Who's In It: Bernardo Bertolucci, David Lynch, Agnes Varda, Richard Linklater, Catherine Breillat, Stephen Frears, Ken Loach, Liliana Cavani, John Sayles, Todd Haynes, Angela Ismailos
The Basics: First time documentarian Angela Ismailos engages 10 of the world's most notable living directors (see above) in wide-ranging conversations about cinema -- where their cinephilia began, why they make films, how they've processed great success and ego-smashing failure alike. (Are these the "greatest" directors around? Press notes claim Ismailos tried but couldn't get Abbas Kiarostami, Werner Herzog, Francis Ford Coppola, Wong Kar-Wei and others to participate in the project.) Film clips and Ismailos's own contextualizing voice-over fill in visual and audio gaps, resulting in a layered, free-form doc that celebrates the art and its artists with simplicity, if also with a few awkward transitions and amateurish filmmaking choices.
What's The Deal: Any cineaste worth their indie/art house cred should devour Great Directors with gusto, sending documentarian Ismailos envious thoughts the whole while simply for her intimate access to the likes of Bertolucci, Lynch, Breillat, and their estimable peers. Just imagine: An afternoon spent with Agnes Varda, in the very courtyard abode she shared with Jacques Demy! Waxing poetic with Bertolucci on Pier Pasolini, or geeking out with Todd Haynes on the oeuvre of Rainier Werner Fassbinder! Film nerds will likely find Great Directors a lovely, brisk jaunt through contemporary film history as experienced by these American and European film icons, even if the wealth of wisdom from any one of these filmmakers alone surely could have filled its own two-hour documentary.
Ismailos's Biggest Misstep: Inserting gratuitous shots of herself into the assemblage of "great directors" on the screen. A striking blonde she surely is, but Ismailos's conceit isn't just jarring, it's immodest without justification -- especially when she edits her own reaction shots into the conversation or films herself walking artfully through evocative architecture in silent contemplation.

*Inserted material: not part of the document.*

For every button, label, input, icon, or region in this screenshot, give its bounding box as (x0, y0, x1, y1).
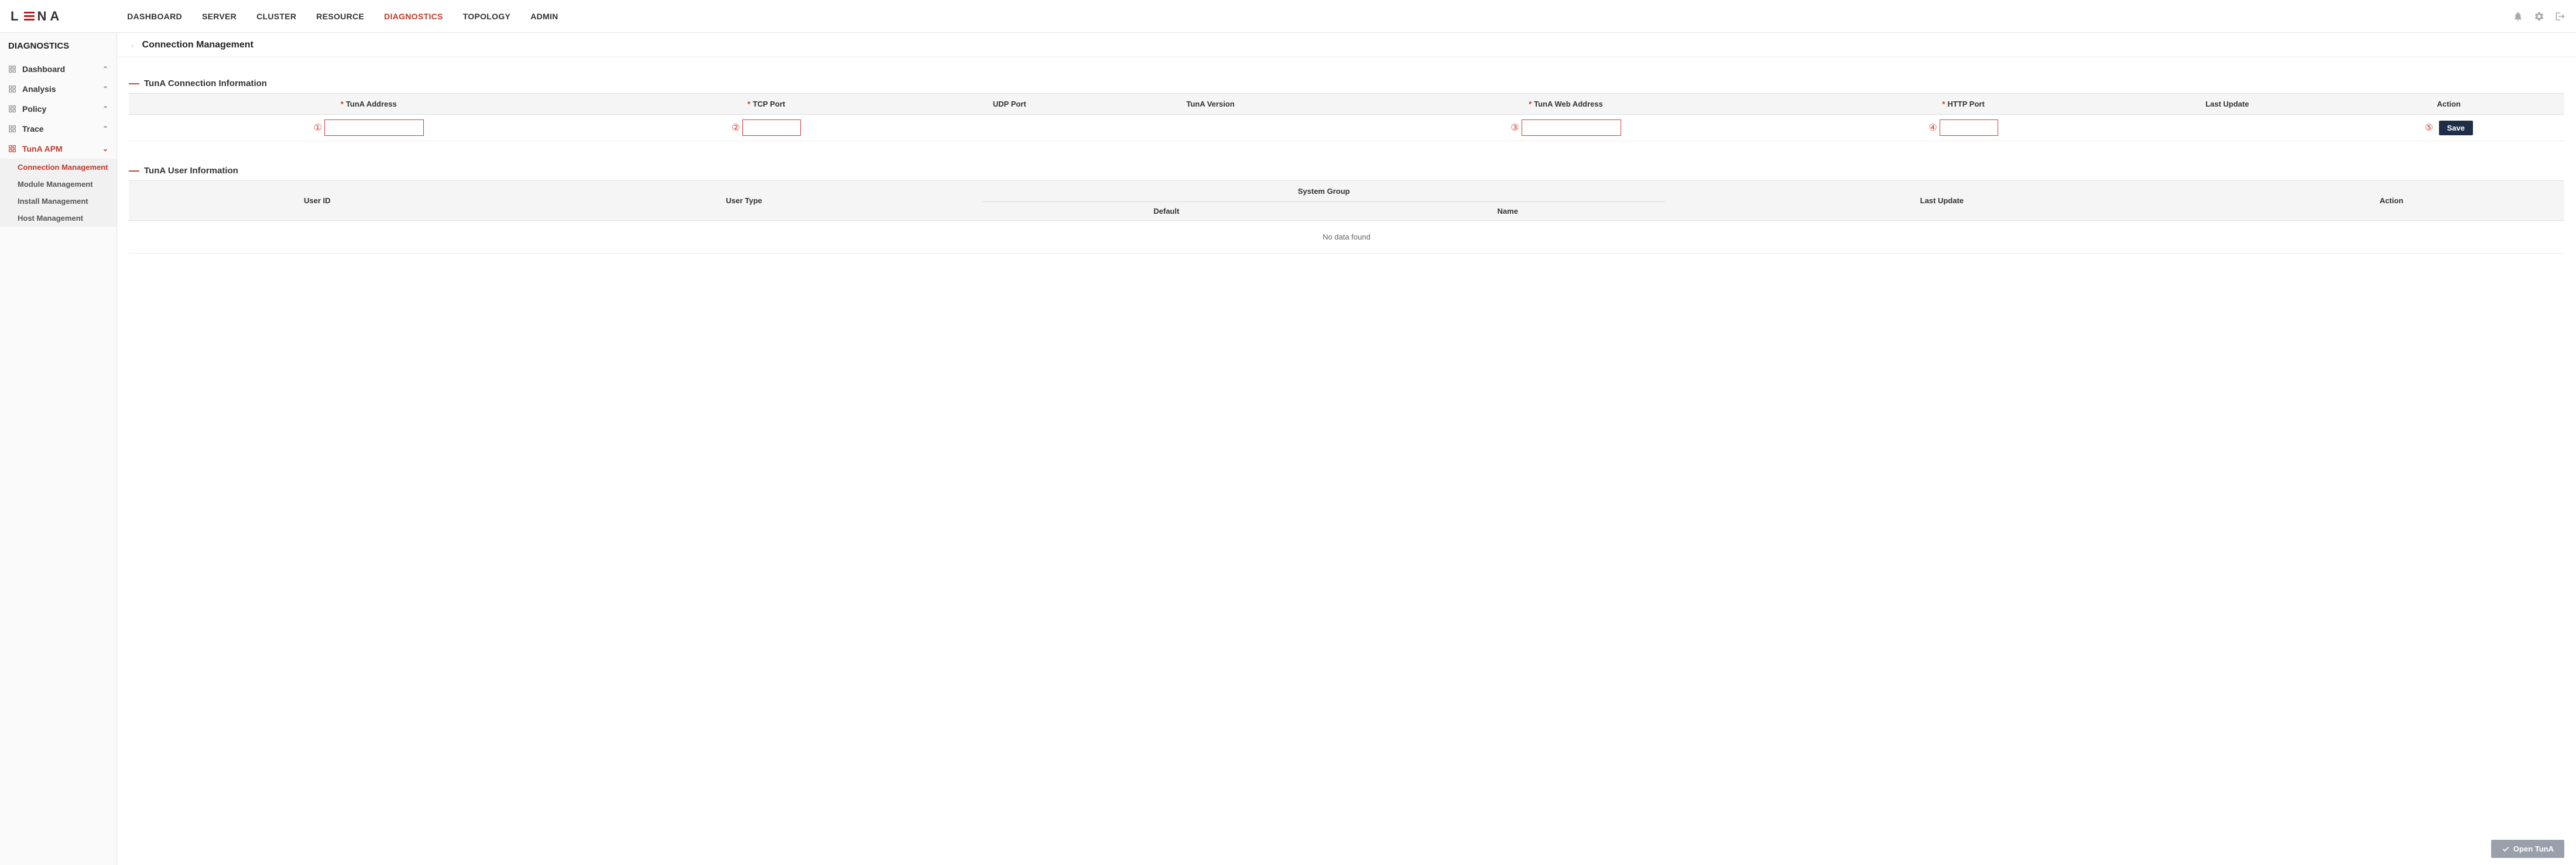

Great Directors may be the only documentary about film in which more attention is occasionally drawn to the documentarian's own fashion stylings than to the actual works of cinema being discussed.

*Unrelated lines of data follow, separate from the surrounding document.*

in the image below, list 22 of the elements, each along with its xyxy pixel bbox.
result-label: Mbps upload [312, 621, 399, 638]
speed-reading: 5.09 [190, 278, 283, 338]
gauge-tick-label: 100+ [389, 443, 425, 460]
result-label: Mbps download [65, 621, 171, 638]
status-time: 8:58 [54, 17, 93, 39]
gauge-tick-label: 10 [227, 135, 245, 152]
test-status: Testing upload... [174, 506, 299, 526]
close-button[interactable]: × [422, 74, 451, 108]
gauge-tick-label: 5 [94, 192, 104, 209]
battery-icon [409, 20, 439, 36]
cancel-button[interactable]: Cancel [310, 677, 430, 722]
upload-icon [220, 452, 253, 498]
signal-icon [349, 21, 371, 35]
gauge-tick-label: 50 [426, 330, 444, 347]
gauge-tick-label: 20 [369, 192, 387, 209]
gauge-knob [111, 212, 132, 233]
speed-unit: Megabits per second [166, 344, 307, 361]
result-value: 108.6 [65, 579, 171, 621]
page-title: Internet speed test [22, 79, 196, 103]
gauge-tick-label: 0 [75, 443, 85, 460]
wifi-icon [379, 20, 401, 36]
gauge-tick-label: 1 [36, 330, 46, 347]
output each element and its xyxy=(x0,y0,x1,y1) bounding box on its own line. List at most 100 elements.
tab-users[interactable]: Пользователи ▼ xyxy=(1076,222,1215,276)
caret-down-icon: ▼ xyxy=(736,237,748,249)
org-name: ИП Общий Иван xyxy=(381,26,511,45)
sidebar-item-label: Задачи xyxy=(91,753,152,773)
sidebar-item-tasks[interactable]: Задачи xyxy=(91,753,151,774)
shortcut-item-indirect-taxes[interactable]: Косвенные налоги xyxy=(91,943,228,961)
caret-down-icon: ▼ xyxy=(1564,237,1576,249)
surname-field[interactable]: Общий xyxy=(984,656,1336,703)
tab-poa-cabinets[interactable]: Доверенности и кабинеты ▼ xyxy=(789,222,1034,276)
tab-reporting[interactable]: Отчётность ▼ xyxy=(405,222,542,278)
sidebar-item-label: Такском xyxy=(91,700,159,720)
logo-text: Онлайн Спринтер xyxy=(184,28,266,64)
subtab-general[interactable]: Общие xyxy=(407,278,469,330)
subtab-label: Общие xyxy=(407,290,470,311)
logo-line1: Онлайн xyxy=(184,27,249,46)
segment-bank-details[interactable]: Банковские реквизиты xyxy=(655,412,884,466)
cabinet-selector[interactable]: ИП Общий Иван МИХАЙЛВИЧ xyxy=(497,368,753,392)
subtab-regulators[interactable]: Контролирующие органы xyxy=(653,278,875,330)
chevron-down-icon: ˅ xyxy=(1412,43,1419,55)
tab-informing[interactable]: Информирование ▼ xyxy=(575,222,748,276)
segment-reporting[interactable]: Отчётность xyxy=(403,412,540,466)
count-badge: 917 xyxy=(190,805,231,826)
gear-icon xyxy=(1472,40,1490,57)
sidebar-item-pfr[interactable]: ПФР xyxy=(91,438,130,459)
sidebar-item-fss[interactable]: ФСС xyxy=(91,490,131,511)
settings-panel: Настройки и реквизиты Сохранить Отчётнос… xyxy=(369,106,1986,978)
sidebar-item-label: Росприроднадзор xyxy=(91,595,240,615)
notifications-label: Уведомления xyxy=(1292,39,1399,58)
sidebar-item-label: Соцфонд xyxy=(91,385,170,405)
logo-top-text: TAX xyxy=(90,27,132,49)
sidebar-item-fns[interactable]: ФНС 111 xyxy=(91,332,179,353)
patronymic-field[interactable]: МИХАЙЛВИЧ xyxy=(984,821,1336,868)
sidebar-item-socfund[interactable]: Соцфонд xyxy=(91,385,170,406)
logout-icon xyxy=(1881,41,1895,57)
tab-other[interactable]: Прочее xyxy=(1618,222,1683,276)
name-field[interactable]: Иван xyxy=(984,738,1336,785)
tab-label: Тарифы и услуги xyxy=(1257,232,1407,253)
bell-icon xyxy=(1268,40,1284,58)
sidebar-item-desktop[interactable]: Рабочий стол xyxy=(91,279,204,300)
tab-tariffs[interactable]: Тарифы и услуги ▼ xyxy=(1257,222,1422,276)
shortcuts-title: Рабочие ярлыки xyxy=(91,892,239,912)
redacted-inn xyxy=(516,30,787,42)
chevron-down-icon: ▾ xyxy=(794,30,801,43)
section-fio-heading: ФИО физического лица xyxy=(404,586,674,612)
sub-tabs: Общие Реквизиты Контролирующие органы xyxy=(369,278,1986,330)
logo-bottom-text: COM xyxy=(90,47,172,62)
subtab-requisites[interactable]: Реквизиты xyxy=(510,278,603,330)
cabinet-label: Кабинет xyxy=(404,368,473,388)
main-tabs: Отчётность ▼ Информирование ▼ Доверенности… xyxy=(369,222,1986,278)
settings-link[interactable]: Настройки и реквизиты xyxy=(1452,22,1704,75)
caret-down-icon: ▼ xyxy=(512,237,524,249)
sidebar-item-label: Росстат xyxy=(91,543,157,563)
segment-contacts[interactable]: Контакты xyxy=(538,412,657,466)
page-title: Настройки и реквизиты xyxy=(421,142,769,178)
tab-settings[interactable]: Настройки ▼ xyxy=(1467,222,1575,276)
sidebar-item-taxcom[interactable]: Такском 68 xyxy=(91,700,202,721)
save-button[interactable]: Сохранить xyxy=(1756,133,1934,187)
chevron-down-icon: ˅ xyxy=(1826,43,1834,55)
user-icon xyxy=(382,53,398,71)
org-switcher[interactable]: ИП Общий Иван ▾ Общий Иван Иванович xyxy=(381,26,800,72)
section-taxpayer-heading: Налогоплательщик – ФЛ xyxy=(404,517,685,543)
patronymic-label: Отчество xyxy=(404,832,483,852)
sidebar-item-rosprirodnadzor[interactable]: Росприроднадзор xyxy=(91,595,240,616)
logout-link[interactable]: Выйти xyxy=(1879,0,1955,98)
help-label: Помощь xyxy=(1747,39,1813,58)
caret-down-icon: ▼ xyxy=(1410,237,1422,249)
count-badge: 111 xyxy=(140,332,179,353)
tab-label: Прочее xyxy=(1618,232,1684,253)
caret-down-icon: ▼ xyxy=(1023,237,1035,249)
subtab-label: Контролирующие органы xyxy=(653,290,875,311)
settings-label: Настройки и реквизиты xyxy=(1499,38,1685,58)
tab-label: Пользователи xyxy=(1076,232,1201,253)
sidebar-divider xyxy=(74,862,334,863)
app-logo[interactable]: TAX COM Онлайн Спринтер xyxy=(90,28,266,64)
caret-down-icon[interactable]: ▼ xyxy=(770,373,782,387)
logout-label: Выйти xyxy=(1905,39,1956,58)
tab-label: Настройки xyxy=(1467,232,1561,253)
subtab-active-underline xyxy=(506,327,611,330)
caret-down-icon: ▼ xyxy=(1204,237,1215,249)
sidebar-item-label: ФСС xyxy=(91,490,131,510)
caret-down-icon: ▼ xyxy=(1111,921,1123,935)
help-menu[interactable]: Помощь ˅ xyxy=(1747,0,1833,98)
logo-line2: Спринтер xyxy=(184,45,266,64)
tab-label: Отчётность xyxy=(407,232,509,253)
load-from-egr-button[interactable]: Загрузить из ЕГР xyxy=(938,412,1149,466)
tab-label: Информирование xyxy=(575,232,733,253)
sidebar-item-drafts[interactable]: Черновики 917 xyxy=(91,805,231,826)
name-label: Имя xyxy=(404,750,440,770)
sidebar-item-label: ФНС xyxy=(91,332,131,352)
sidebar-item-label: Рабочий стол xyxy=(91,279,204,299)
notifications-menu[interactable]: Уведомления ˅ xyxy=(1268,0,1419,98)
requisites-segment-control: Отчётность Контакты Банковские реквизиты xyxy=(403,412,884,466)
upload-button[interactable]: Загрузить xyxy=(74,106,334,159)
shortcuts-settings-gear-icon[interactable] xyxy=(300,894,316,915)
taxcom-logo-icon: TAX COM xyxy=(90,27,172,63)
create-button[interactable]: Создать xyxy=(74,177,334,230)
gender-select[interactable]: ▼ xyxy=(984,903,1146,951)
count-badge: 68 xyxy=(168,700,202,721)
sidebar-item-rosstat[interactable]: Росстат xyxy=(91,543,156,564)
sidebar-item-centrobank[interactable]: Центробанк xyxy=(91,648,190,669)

What Makes Up For That Filmmaking Flub: The fascinating universal themes and topics that surface, linking disparate directors of differing nationalities, cultures, and generations, including but not limited to: their youthful discoveries of film as art medium; the perception and reality of working in Hollywood (i.e., Lynch on Dune); that lingering doubt that drives every artist; how personal politics seep into film, whether in gay, British, feminist, or other subgenres.
Sample Quotes And Bon Mots: "[It was] a beautifully photographed… piece of s**t." -- John Sayles on The Patriot, discussing his conflicted relationship with the Hollywood machine.
"My most spiritual film." -- David Lynch on Eraserhead, the early independent film that got Mel Brooks to approve him as director on The Elephant Man.
"I think he gave me an enormous part of himself." -- Bernardo Bertolucci on Marlon Brando during the making of Last Tango in Paris.
"I am a granddaughter of Bergman. Had I not seen The Naked Night at 12 years old, I would have never become a filmmaker." -- Catherine Breillat on her formative cinematic influence, Ingmar Bergman.